Cardiovascular diseases are the most frequent cause of morbidity and mortality in the western world. Coronary heart disease or cardiomyopathies often lead to impaired energy metabolism, which is a primary cause of function and tissue loss. Non-invasive phosphorus (31P) magnetic-resonance spectroscopy (MRS) can measure human energy metabolism directly via concentrations and kinetics of adenosine tri-phosphate (ATP) and phospho-creatine (PCr). Their concentrations as well as their ratio are markers of tissue function and integrity, and excellent predictors of disease progression. In this project, by developing the necessary techniques and methods, high field (7 T) cardiac 31P MRS will be raised to its full potential. The first step to further increase the accuracy in metabolite quantification using 7 T 31P MRS is an efficient, sensitive and robust radio frequency (RF) coil. This dual-frequency coil, also usable for conventional proton (MRI) will be constructed, using phased arrays of transmission-line resonators (TLR), a recent innovation from our lab. TLRs are flexible, monolithic structures, i.e. they do not require capacitors, and were shown to have favourable parallel imaging properties when used in phased arrays. 31 P MRS pulse sequences will be developed and optimised with the goal of accurately localised, time- resolved quantification of cardiac metabolites. Susceptibility to respiratory motion, which would limit localisation accuracy, will be corrected using rapidly acquired proton MRI navigator images. Voxel positions will be updated using information extracted from these navigator images. The aim is to achieve a localisation quality that is sufficient to allow clear distinction of signals from different anatomical regions, e.g. anterior wall, interventricular septum, or focal lesions. At the end of this project, dynamic (time-resolved) localised 31P MRS and spectroscopic imaging measurement protocols using navigator-based pre-emptive motion correction will be delivered. The expected gain in accuracy and sensitivity will lift the diagnostic value and scientific utility of cardiac 31P MRS to a completely new level. In summary, innovative new technologies, developed in our lab, will be used to create non-invasive metabolic imaging technology ready for future clinical research and diagnostics in cardiac disorders.

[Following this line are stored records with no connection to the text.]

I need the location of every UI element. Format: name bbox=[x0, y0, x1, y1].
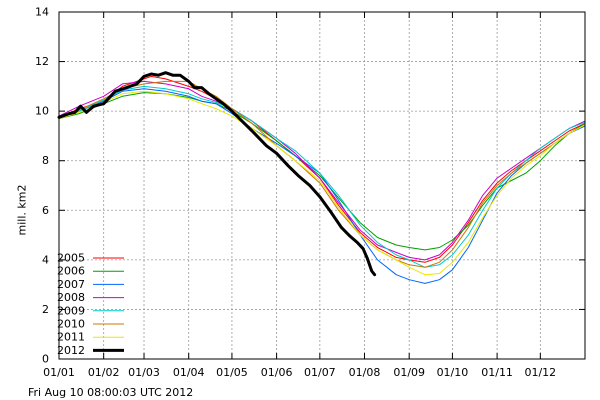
y-axis-title: mill. km2 bbox=[16, 185, 29, 236]
series-line-2010 bbox=[58, 80, 586, 268]
y-tick-label: 6 bbox=[42, 204, 49, 217]
x-tick-label: 01/02 bbox=[88, 366, 120, 379]
y-tick-label: 2 bbox=[42, 303, 49, 316]
series-line-2005 bbox=[58, 75, 586, 263]
x-tick-label: 01/11 bbox=[481, 366, 513, 379]
series-line-2008 bbox=[58, 80, 586, 261]
y-tick-label: 14 bbox=[35, 6, 49, 19]
legend-label-2011: 2011 bbox=[57, 331, 85, 344]
series-lines bbox=[57, 71, 586, 284]
x-tick-label: 01/08 bbox=[349, 366, 381, 379]
y-tick-labels: 0 2 4 6 8 10 12 14 bbox=[35, 6, 49, 366]
series-line-2012 bbox=[57, 71, 377, 277]
y-tick-label: 0 bbox=[42, 353, 49, 366]
x-tick-label: 01/01 bbox=[43, 366, 75, 379]
axis-ticks bbox=[58, 11, 585, 360]
grid bbox=[59, 12, 585, 359]
y-tick-label: 4 bbox=[42, 253, 49, 266]
legend-label-2009: 2009 bbox=[57, 304, 85, 317]
legend-label-2006: 2006 bbox=[57, 265, 85, 278]
x-tick-label: 01/06 bbox=[261, 366, 293, 379]
x-tick-labels: 01/01 01/02 01/03 01/04 01/05 01/06 01/07 01/08… bbox=[43, 366, 556, 379]
y-tick-label: 8 bbox=[42, 154, 49, 167]
timestamp-label: Fri Aug 10 08:00:03 UTC 2012 bbox=[28, 386, 193, 399]
x-tick-label: 01/03 bbox=[128, 366, 160, 379]
plot-frame bbox=[58, 11, 586, 360]
legend-label-2012: 2012 bbox=[57, 344, 85, 357]
x-tick-label: 01/04 bbox=[173, 366, 205, 379]
x-tick-label: 01/12 bbox=[524, 366, 556, 379]
legend-label-2007: 2007 bbox=[57, 278, 85, 291]
y-tick-label: 10 bbox=[35, 105, 49, 118]
x-tick-label: 01/10 bbox=[437, 366, 469, 379]
legend-label-2010: 2010 bbox=[57, 318, 85, 331]
x-tick-label: 01/05 bbox=[216, 366, 248, 379]
legend-label-2005: 2005 bbox=[57, 252, 85, 265]
legend-label-2008: 2008 bbox=[57, 291, 85, 304]
x-tick-label: 01/09 bbox=[393, 366, 425, 379]
x-tick-label: 01/07 bbox=[304, 366, 336, 379]
y-tick-label: 12 bbox=[35, 55, 49, 68]
series-line-2011 bbox=[58, 90, 586, 276]
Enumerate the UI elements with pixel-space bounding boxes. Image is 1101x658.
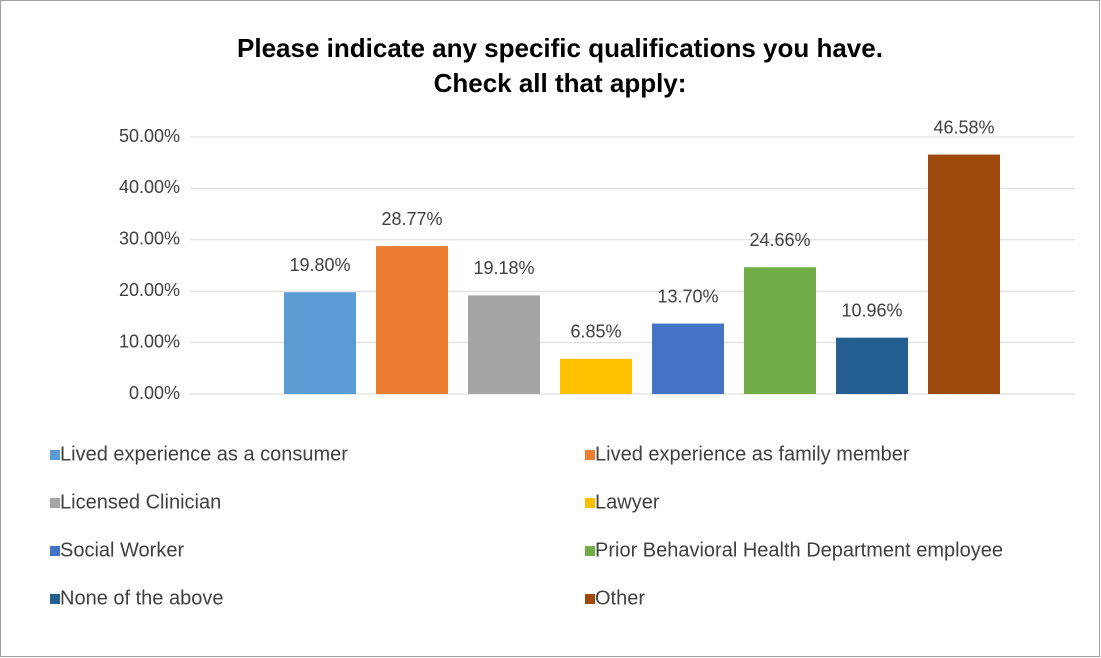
legend-swatch [585,498,595,508]
legend-label: Prior Behavioral Health Department emplo… [595,539,1003,561]
bar [744,267,816,394]
data-label: 13.70% [657,286,718,306]
y-tick-label: 40.00% [119,177,180,197]
bar [468,295,540,394]
legend-swatch [50,546,60,556]
data-label: 19.18% [473,258,534,278]
legend-label: Lived experience as family member [595,443,910,465]
data-label: 10.96% [841,300,902,320]
legend-label: Other [595,587,645,609]
chart-title: Check all that apply: [434,68,687,98]
y-tick-label: 50.00% [119,126,180,146]
legend-label: Licensed Clinician [60,491,221,513]
bar [376,246,448,394]
legend-swatch [50,498,60,508]
legend-label: Lawyer [595,491,660,513]
data-label: 24.66% [749,230,810,250]
chart-title: Please indicate any specific qualificati… [237,33,883,63]
bar [928,154,1000,394]
data-label: 6.85% [570,322,621,342]
bar [560,358,632,394]
legend-label: Social Worker [60,539,184,561]
y-tick-label: 10.00% [119,331,180,351]
y-tick-label: 30.00% [119,229,180,249]
legend-swatch [585,450,595,460]
data-label: 19.80% [289,255,350,275]
legend-swatch [50,450,60,460]
legend-label: None of the above [60,587,223,609]
data-label: 46.58% [933,117,994,137]
y-tick-label: 0.00% [129,383,180,403]
legend-swatch [585,594,595,604]
legend-label: Lived experience as a consumer [60,443,348,465]
bar [836,337,908,394]
y-tick-label: 20.00% [119,280,180,300]
bar [652,323,724,394]
legend-swatch [585,546,595,556]
legend-swatch [50,594,60,604]
data-label: 28.77% [381,209,442,229]
bar [284,292,356,394]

Cardiovascular diseases are the most frequent cause of morbidity and mortality in the western world. Coronary heart disease or cardiomyopathies often lead to impaired energy metabolism, which is a primary cause of function and tissue loss. Non-invasive phosphorus (31P) magnetic-resonance spectroscopy (MRS) can measure human energy metabolism directly via concentrations and kinetics of adenosine tri-phosphate (ATP) and phospho-creatine (PCr). Their concentrations as well as their ratio are markers of tissue function and integrity, and excellent predictors of disease progression. In this project 31P MRS pulse sequences were developed and optimised with the goal of accurately localised, time-resolved quantification of cardiac metabolites. Cardiac 31P MRS can now provide in situ quantification of myocardial pH and Gibbs' free energy. To further increase the accuracy in metabolite quantification of 7 T 31P MRS, a more sensitive radio frequency (RF) coil array was developed. We addressed the susceptibility to breathing motion, which would limit localisation accuracy by employing so-called navigators. We used several fast MR images and computer vision object tracking to detect and correct shifts in the heart fully automatically. 31P RMS voxel positions will be updated in real time. We have developed single voxel and spectroscopic imaging 31P MRS measurement protocols using this navigator-based prospective motion correction. The system is modular and can be used in any other MRI or MRS sequence, with only limited development effort. The accuracy and sensitivity of 31P MRS has significantly increased due to this project. In summary, innovative new technologies, developed in our lab, were used to create non-invasive metabolic imaging technology ready for future clinical research and diagnostics in cardiac disorders.